Energy levels took a surprising dip with a couple of acts that showed their age, as D.C. hardcore pioneers Bad Brains and the dirty-black crooning of Danzig both underwhelmed. With seemingly half the park crowding to catch Wu-Tang Clan, I left before the full crew was even onstage, opting for a little At the Drive-In leading into a perfectly slinky and groovy Queens of the Stone Age set.

If I've learned one lesson from Riot Fest 2017, it's the reality of option paralysis. On Sunday, I finally opted to let go of my FOMO and dig in for some full sets instead of doing it buffet style.
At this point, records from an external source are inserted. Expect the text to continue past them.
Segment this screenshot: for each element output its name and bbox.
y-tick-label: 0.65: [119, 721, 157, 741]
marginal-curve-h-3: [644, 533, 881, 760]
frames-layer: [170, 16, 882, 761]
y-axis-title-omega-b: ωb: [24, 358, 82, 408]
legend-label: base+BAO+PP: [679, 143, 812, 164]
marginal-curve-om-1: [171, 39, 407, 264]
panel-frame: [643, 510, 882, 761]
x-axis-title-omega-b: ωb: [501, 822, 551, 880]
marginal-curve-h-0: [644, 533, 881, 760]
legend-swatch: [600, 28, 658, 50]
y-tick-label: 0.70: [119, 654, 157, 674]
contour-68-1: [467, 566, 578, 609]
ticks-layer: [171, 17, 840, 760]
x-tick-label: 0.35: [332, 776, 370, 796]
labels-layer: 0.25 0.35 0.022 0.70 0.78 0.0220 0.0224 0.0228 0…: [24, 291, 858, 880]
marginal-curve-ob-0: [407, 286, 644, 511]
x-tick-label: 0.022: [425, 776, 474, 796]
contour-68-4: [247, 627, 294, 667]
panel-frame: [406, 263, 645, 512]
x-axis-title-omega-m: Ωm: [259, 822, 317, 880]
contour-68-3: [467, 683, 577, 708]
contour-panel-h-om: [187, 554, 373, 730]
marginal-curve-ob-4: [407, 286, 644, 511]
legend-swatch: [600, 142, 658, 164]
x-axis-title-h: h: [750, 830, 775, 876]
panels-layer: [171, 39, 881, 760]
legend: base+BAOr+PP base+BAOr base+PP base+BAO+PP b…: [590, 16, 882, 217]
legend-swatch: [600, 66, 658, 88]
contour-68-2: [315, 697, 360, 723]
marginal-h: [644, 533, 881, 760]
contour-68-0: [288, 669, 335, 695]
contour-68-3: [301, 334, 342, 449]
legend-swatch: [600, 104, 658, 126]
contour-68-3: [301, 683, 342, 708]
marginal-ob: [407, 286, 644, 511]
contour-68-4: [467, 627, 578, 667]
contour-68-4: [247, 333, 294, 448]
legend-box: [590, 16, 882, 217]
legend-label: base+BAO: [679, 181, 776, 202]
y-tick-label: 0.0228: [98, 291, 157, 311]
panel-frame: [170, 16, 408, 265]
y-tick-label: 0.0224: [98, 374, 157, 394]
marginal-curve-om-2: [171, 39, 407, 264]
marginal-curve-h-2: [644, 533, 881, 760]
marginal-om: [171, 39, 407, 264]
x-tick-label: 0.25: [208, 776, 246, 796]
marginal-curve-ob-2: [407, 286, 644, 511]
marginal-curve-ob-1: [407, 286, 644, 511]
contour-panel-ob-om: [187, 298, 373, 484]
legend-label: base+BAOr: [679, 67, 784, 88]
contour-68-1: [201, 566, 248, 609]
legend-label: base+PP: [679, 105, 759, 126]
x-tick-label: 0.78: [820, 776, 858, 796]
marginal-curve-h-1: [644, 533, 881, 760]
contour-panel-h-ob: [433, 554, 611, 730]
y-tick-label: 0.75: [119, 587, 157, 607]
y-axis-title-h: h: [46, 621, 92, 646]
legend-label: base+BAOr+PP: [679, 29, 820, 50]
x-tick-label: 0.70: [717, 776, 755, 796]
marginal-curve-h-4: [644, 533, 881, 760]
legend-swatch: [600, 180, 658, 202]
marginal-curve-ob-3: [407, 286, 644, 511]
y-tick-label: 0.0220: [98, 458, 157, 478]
I had to put out of my head some of the sets I was missing, including Dinosaur Jr., GWAR, Prophets of Rage, Paramore, Andrew W.K. and, yes, Sunday headliner Jawbreaker.

Instead I focused on two sets just for me, watching the always entrancing TV on the Radio put on a show that was somehow energetic and soothing at the same time. Then I settled in for a great spot up front for one of my own bucket list acts. I know a lot of people were waiting two decades for a chance to see Jawbreaker, but I've waited one to see M.I.A. I have no regrets.

It's my third trek to Chicago in four years for Riot Fest, and I don't see how they'll top this to get me back next year … but they always do.